La donna inarca la schiena, urla, sento il suo dolore, lo avverto sulla mia pelle. Ysid è
come stregato dalla visione del parto. Come la maggior parte di noi uomini. Di colpo i
lamenti cessano.
Sento un pigolio, poi un gemito più alto. Le donne trafficano frenetiche attorno alle
gambe della partoriente. Mi arriva una strana puzza. Di sangue e uova marce. Qualcuno
prende un secchio di acqua di mare. Uno dei piloti si avvicina alle donne con una bottiglia
di acqua.
Finalmente quello scomodo groviglio di braccia, teste e gambe si scioglie.
Risolini di gioia e respiri di sollievo.
Una delle donne, la più vecchia, prende un fagotto di stoffa che si agita piano e lo alza
verso il sole che si sta alzando calmo sull’orizzonte.

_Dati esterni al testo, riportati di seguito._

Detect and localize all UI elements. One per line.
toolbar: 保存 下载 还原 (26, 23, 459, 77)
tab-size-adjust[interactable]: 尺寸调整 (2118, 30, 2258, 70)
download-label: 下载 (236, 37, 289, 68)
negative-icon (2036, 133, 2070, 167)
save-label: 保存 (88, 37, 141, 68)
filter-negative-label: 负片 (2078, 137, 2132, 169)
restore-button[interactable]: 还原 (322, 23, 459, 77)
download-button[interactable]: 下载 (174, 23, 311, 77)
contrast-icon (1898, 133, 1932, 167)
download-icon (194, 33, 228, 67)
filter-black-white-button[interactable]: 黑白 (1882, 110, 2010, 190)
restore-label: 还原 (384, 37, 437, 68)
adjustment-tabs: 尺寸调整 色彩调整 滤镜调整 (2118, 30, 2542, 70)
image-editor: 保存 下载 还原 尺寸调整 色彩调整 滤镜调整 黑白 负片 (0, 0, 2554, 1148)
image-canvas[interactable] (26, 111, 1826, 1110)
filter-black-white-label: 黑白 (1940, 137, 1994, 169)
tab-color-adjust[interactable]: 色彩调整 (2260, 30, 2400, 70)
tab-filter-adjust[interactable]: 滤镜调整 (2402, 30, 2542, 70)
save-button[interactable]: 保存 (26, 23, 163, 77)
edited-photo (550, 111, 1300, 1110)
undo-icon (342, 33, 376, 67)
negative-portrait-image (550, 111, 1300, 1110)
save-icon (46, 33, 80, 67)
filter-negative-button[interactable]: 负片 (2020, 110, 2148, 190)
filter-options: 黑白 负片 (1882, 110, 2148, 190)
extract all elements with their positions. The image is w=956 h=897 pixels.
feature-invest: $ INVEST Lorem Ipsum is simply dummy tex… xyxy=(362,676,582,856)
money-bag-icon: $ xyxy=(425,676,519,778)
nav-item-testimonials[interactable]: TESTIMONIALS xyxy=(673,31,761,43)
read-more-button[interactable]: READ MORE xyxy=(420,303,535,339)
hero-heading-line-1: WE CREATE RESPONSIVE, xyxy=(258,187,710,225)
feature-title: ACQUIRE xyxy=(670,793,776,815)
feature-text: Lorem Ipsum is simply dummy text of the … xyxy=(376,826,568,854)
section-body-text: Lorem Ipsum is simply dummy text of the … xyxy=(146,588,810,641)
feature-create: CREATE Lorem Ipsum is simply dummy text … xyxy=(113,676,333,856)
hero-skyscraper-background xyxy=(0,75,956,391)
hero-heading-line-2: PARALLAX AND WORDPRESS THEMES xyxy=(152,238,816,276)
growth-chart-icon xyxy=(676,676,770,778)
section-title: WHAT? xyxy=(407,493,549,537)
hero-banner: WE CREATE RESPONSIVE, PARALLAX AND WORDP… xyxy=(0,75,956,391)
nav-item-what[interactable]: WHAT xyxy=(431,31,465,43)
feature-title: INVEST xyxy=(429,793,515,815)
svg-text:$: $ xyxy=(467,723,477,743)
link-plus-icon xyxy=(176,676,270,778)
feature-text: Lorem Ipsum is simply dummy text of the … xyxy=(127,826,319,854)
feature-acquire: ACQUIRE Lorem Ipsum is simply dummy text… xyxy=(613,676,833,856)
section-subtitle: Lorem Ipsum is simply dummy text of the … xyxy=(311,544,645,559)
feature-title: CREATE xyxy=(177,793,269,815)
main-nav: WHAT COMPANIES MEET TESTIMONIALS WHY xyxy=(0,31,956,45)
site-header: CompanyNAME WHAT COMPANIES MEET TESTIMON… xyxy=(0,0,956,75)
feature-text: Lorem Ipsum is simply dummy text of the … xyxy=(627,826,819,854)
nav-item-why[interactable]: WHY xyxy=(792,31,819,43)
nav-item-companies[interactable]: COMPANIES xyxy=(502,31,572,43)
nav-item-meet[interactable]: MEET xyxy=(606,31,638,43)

C’è un tepore innaturale nell’aria. La luce ci inonda piano di un rosa arancione che
trascolora pian piano in un toni di un giallo vivido. E pare che riscaldi direttamente il cuore.
La donna abbassa l’involto di stoffa in cui si intravede un faccino con gli occhi chiusi. Lo
mostra orgogliosa. Siamo contenti e sollevati. Qualcuno ride e scambia pacche sulle
spalle.
«E’ femmina.» Dice soddisfatta la donna. «Si chiama Manaar, la Luce-che-guida.»
Ed indica il raggio di sole che brilla sulla superficie crespata del mare.
Guardo il visino addormentato e sorrido, pensando che la vita avrà sempre un domani.